In single player games, cheating affects only the longevity of play. But in online games, cheating threatens the delicate social construct of multiplayer play. If each person pursues a certain set of skills at their own pace, then it can be upsetting to see someone leap ahead or even affect the value of items and cash in the game by ruthless replicating.
A NYTimes.com piece Do Cheaters Ever Prosper? Just Ask Them examines cheating and game balancing in online multiplayer games, with glimpses into some mass-market multiplayer online fare: Rise of Nations, The Sims Online and Star Wars Galaxies.
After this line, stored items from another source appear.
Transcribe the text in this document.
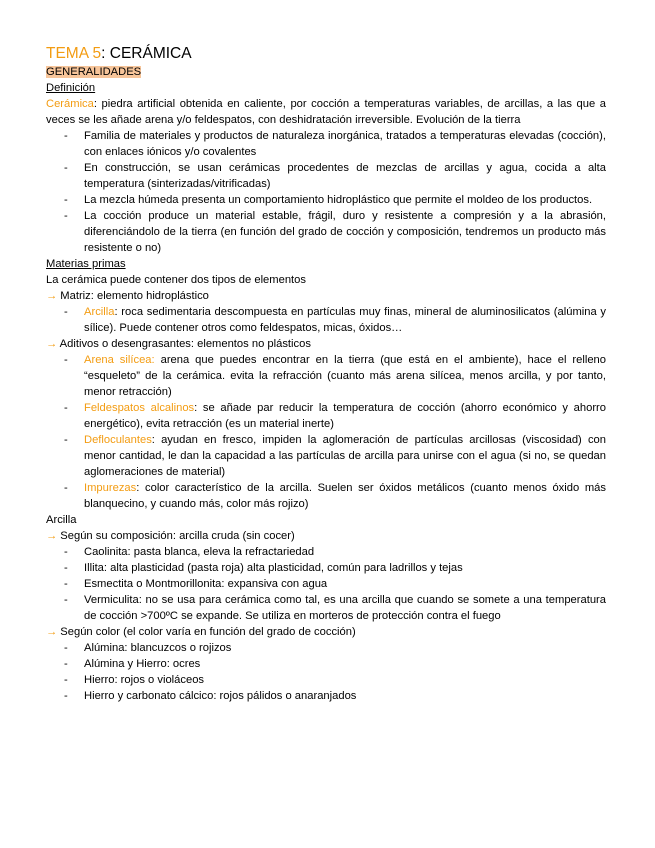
TEMA 5: CERÁMICA
GENERALIDADES
Definición
Cerámica: piedra artificial obtenida en caliente, por cocción a temperaturas variables, de arcillas, a las que a veces se les añade arena y/o feldespatos, con deshidratación irreversible. Evolución de la tierra
- Familia de materiales y productos de naturaleza inorgánica, tratados a temperaturas elevadas (cocción), con enlaces iónicos y/o covalentes
- En construcción, se usan cerámicas procedentes de mezclas de arcillas y agua, cocida a alta temperatura (sinterizadas/vitrificadas)
- La mezcla húmeda presenta un comportamiento hidroplástico que permite el moldeo de los productos.
- La cocción produce un material estable, frágil, duro y resistente a compresión y a la abrasión, diferenciándolo de la tierra (en función del grado de cocción y composición, tendremos un producto más resistente o no)
Materias primas
La cerámica puede contener dos tipos de elementos
→ Matriz: elemento hidroplástico
- Arcilla: roca sedimentaria descompuesta en partículas muy finas, mineral de aluminosilicatos (alúmina y sílice). Puede contener otros como feldespatos, micas, óxidos…
→ Aditivos o desengrasantes: elementos no plásticos
- Arena silícea: arena que puedes encontrar en la tierra (que está en el ambiente), hace el relleno “esqueleto” de la cerámica. evita la refracción (cuanto más arena silícea, menos arcilla, y por tanto, menor retracción)
- Feldespatos alcalinos: se añade par reducir la temperatura de cocción (ahorro económico y ahorro energético), evita retracción (es un material inerte)
- Defloculantes: ayudan en fresco, impiden la aglomeración de partículas arcillosas (viscosidad) con menor cantidad, le dan la capacidad a las partículas de arcilla para unirse con el agua (si no, se quedan aglomeraciones de material)
- Impurezas: color característico de la arcilla. Suelen ser óxidos metálicos (cuanto menos óxido más blanquecino, y cuando más, color más rojizo)
Arcilla
→ Según su composición: arcilla cruda (sin cocer)
- Caolinita: pasta blanca, eleva la refractariedad
- Illita: alta plasticidad (pasta roja) alta plasticidad, común para ladrillos y tejas
- Esmectita o Montmorillonita: expansiva con agua
- Vermiculita: no se usa para cerámica como tal, es una arcilla que cuando se somete a una temperatura de cocción >700ºC se expande. Se utiliza en morteros de protección contra el fuego
→ Según color (el color varía en función del grado de cocción)
- Alúmina: blancuzcos o rojizos
- Alúmina y Hierro: ocres
- Hierro: rojos o violáceos
- Hierro y carbonato cálcico: rojos pálidos o anaranjados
One person's "cheating" is another person's "advantage playing." Some users argue that if games build in repetative tasks required to get ahead, then it's only fair that players should be able to use macros, software programs running on top of games to automate click-click-clicking. And still other folks point out that they are playing a conniving character who would work to succeed by any means necessary.
Cheating in shared game environments issue was covered more explicitly from a game designers point of view in a year 2000 piece "How to Hurt the Hackers: The Scoop on Internet Cheating and How You Can Combat It" from Game Developer Magazine (free registration required). There, Matt Pritchard quotes Greg Costikyan: "An online game's success or failure is largely determined by how the players are treated. In other words, the customer experience -- in this case, the player experience -- is the key driver of online success." His short version was, "Cheating undermines success." Whose success? The largest pool of shared success - the mass of players and the game creators who want them paying subscription fees.
Your points about cheating are good but seem to have a distict RPG basis to them. Cheating in an RPG setting seems a lot more gray than cheating in an RTS.